Jon Mitchell writes "As a Perl programmer recently thrown in to the world of C development on Linux, I have been looking for something that would take my K&R level of experience and bring it up to date with modern methods, hopefully letting me write more efficient and reliable programs. Linux System Programming is a volume that targets this need. Robert Love, former "Chief Architect, Linux Desktop" at Novell, kernel hacker of many years, and Gnome developer of well known features such as Beagle and NetworkManager, attempts in this book to document the Linux system call and C API to common systems programming tasks. Given that he developed the pre-emptive kernel and inotify he has the knowledge." Read below for the rest of Jon's review.Getting this book out of the box, I had wrongly been expecting a cookbook style that I would get instant gratification from. Although structured around common programming tasks, it doesn't lend itself to just dipping in. The section on time lists a handful of ways that "time" is available to the programmer; jump into the middle of the section and you might miss the most suitable one for the job in hand. The book rewards reading it in larger chunks.
|Linux System Programming|
|summary||The Linux system call and C API explored in depth.|
This doesn't mean it is necessary to read it from cover to cover. Logically organized into chapters around "things you want to do", such as file access, memory management and process management it will lead you in with a survey of techniques you might be familiar with, before drilling down with advanced methods.
Knowing advanced methods for performance is great, but not at all costs. One of the most useful and practical lessons this book gives is to encourage you to think about error conditions that may occur during a system call. Early on, in the section on reading files, a detailed example is given on reading from a file. Every possible case of return code from the read call is described together with what it means and how you should handle it — it can be surprising that 7 possible outcomes are listed, with good descriptions of what to do with each of them.
This good practice by example continues throughout the book. Every system call described also lists the errors that may occur. This does show up a slight weakness: many system calls share a common set of errors which are repeated many times in the text. If you are not paying attention it may feel like you are just flipping through man pages. However you are soon halted by the easy introduction of an advanced concept to get your teeth into.
These are done in a nicely graded level for each topic. In "file access" to give an example, you are lead from simple read/write calls, through to what the C library can provide in buffering, to improved performance using mmap.
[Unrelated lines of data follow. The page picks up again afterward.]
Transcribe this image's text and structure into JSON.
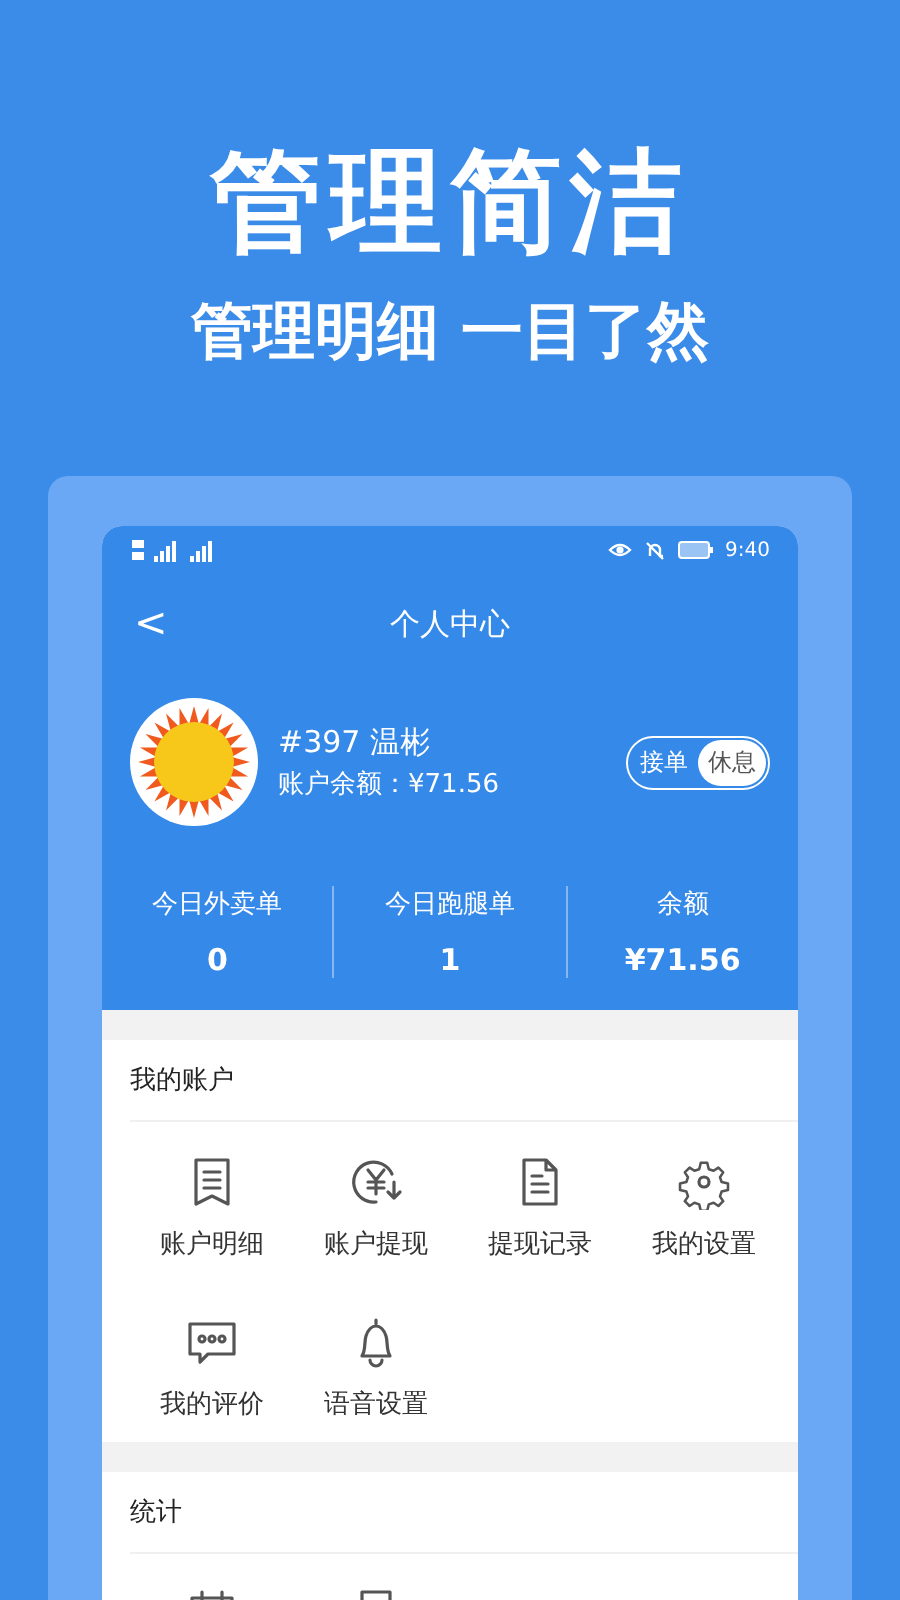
{
  "headline": "管理简洁",
  "subheadline": "管理明细 一目了然",
  "status_bar": {
    "time": "9:40"
  },
  "nav": {
    "back": "<",
    "title": "个人中心"
  },
  "profile": {
    "name": "#397 温彬",
    "balance": "账户余额：¥71.56",
    "mode_toggle": [
      {
        "label": "接单",
        "selected": false
      },
      {
        "label": "休息",
        "selected": true
      }
    ]
  },
  "stats": [
    {
      "label": "今日外卖单",
      "value": "0"
    },
    {
      "label": "今日跑腿单",
      "value": "1"
    },
    {
      "label": "余额",
      "value": "¥71.56"
    }
  ],
  "sections": [
    {
      "title": "我的账户",
      "items": [
        {
          "label": "账户明细"
        },
        {
          "label": "账户提现"
        },
        {
          "label": "提现记录"
        },
        {
          "label": "我的设置"
        },
        {
          "label": "我的评价"
        },
        {
          "label": "语音设置"
        }
      ]
    },
    {
      "title": "统计"
    }
  ]
}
The techniques continue with descriptions of I/O schedulers and how the kernel will order hardware disk access, scatter/gather, and ends up with how it is possible to order block reads/writes yourself bypassing any scheduler.
You are hardly aware of the progression, as the pacing is very well done. New concepts clearly fit into what you have seen so far — current sections signpost the practical use of what is being explained and at what cost, allowing clear consideration of the use of advanced features against any consequences.
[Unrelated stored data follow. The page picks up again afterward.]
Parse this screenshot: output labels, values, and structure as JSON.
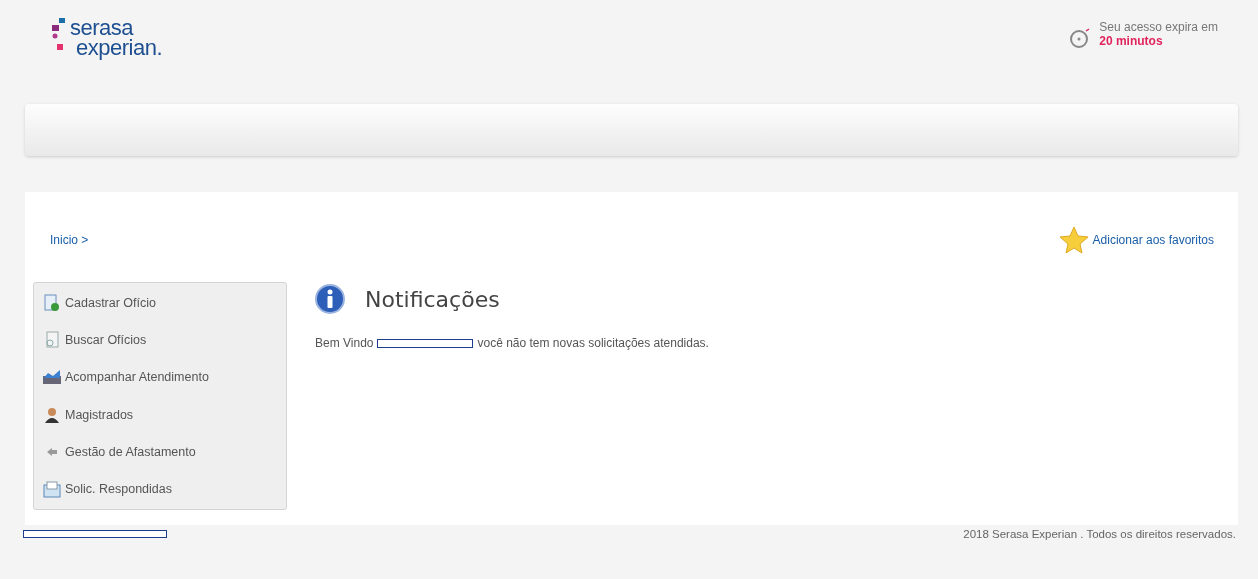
{
  "logo": {
    "line_1": "serasa",
    "line_2": "experian."
  },
  "session": {
    "label": "Seu acesso expira em",
    "time": "20 minutos"
  },
  "breadcrumb": "Inicio >",
  "favorites": "Adicionar aos favoritos",
  "menu": [
    {
      "label": "Cadastrar Ofício"
    },
    {
      "label": "Buscar Ofícios"
    },
    {
      "label": "Acompanhar Atendimento"
    },
    {
      "label": "Magistrados"
    },
    {
      "label": "Gestão de Afastamento"
    },
    {
      "label": "Solic. Respondidas"
    }
  ],
  "notifications": {
    "title": "Notificações",
    "greeting": "Bem Vindo",
    "message": "você não tem novas solicitações atendidas."
  },
  "footer": "2018 Serasa Experian . Todos os direitos reservados."
}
For process management discussion starts with fork and exec, before moving onto user ids and groups, covers daemonification and goes onto process scheduling, including real time scheduling. Throughout the book each new call is illustrated with a short code snippet showing the call being used in a practical situation.
Not everything is present and correct. The author immediately states that networking is not covered at all. This is a shame as this subject would benefit from the depth of coverage given to the topics in this book — although no doubt would increase the number of pages considerably. Perhaps scope for a second volume. The length of some sections seems odd — Asynchronous file I/O is whizzed through in a page with no code example, whereas I/O schedulers gets a luxurious 12.
On the other hand there are some unexpected and useful extras, such as a discussion in the appendix of gcc C language extensions and how they might be used to fine tune your code.
The books stated target is for modern Linux development, a 2.6.22 kernel, gcc 4.2 and glibc 2.5. Many calls have been standardized by POSIX, and where this is so it are noted in the text, so a large portion of the content is useful on other systems. There is even the occasional mention of non-Linux system calls, the use of which is not encouraged, but shown so you know how they function if you come across them in older code.
I recommend this book to anyone who has a need to developing Linux applications. The book is not a primer in C on Unix, so you are expected to be familiar at least to the level of K&R. From this level though the journey into getting the best from the kernel and C library into your programs is easy going and enjoyable.